Marcin Wasilewski Trio - “Faithfull”
Se il predecessore "January" attestava l'effettiva valenza di un nuovo fenomeno in ambito jazzistico, il nuovo "Faithful" ne conferma le doti e il talento ad un livello, se possibile, più alto. L'hype che circonda il trio polacco basterebbe da solo a scoraggiare un moto di genuina curiosità e interesse, relegandolo a semplice meteora del firmamento musicale, eppure così facendo rischieremmo d'ignorare uno sforzo artistico sicuramente al di sopra di una media orfana, ultimamente, di grandi uscite a livello qualitativo.
Dicendo che il Marcin Wasilewski Trio sposta i confini del proprio jazz equivarrebbe a confermare un'ovvietà già espressa in maniera intrinseca da una carriera ventennale fatta di evoluzioni e collaborazioni. D'altronde, con un mentore come Tomasz Stańko è oltremodo difficile riposare sui comodi allori di una facile ascesa in termini di vendite. Ciò che non è banale è invece un album come "Faithful", che riporta la Ecm ai fasti jarrettiani di "Facing You" e "Luminessence", attraverso un equilibrio compositivo direttamente proporzionale ai rischi presi nel citare musicalmente nomi come, appunto, il pianista di Allentown o Chick Corea.
Sostenere inoltre che il Marcin Marcin Wasilewski Trio fa un passo oltre i confini disegnati dai nomi di cui sopra sarebbe errato, ma l'impronta lievemente (e coraggiosamente) contemporanea di una tale uscita fa certamente ben sperare per il futuro.
Il passato, per ora, ci parla da una splendida rielaborazione di un successo del 1942 di Hanns Eisler (indimenticato allievo di Schoenberg affascinato dal jazz e dal cabaret) con una "An Den Kleinen Radioapparat", investita di un profondo lirismo che stabilisce i contorni introspettivi del resto dell'album. Si stendono così le basi di un leitmotif che vedrà il piano di Wasilewski dialogare con il basso di Slawomir Kurkiewicz e la batteria di Michal Miskiewicz su più livelli: dalla spettacolare eleganza di "Mosaic" ai colori di "Song For Swirek", per passare attraverso le rielaborazioni di classici del passato.
Classici che, come la celeberrima "Big Foot" di Paul Bley (già su "Paul Bley with Gary Peacock" uscito per la stessa Ecm nel 1970) assumono un nuovo respiro nella loro intricata concezione di un jazz dal sapore vintage, rivisitato con un gusto e un'estetica del tutto contemporanei.
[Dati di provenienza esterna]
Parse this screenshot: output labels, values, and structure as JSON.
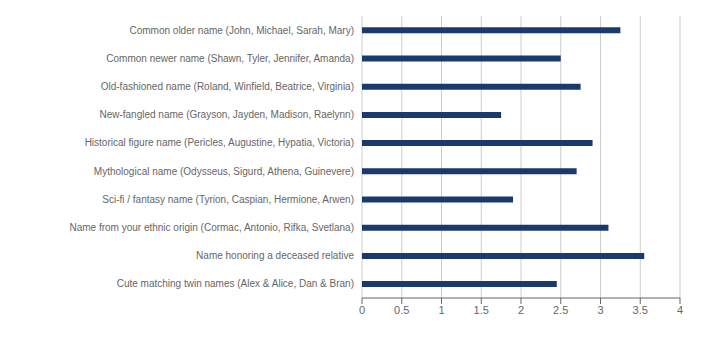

L'eclettismo (materiale questo alquanto raro tra gli esponenti di spicco del jazz moderno) del Trio si manifesta in tutto il suo incosciente ardore nel contrasto tra il vero e proprio marchio di fabbrica dell'ensemble polacco (una "Night Train to You" in 6/8 e 11/8) che cita apertamente Oscar Peterson, oltre al solito Jarrett) e due ballate rese in maniera magistrale. "Ballad of the Sad Young Men" di Fran Landesman e Thomas Wolf e una poco nota "Faithful" di Ornette Coleman chiudono un cerchio perfetto che ragionevolmente e idealmente sembra circoscrivere un album dagli straordinari contrasti.
Il problema solito e principale, quando si tratta di orbite che si chiudono, è pero' quello della quasi totale assenza di rischio, di un bilanciamento che non permette una deriva compositiva che compensi l'eleganza della composizione. Ma è un problema diffuso, e farne una colpa a questo "Faithful" sarebbe pratica pericolosamente fuori luogo.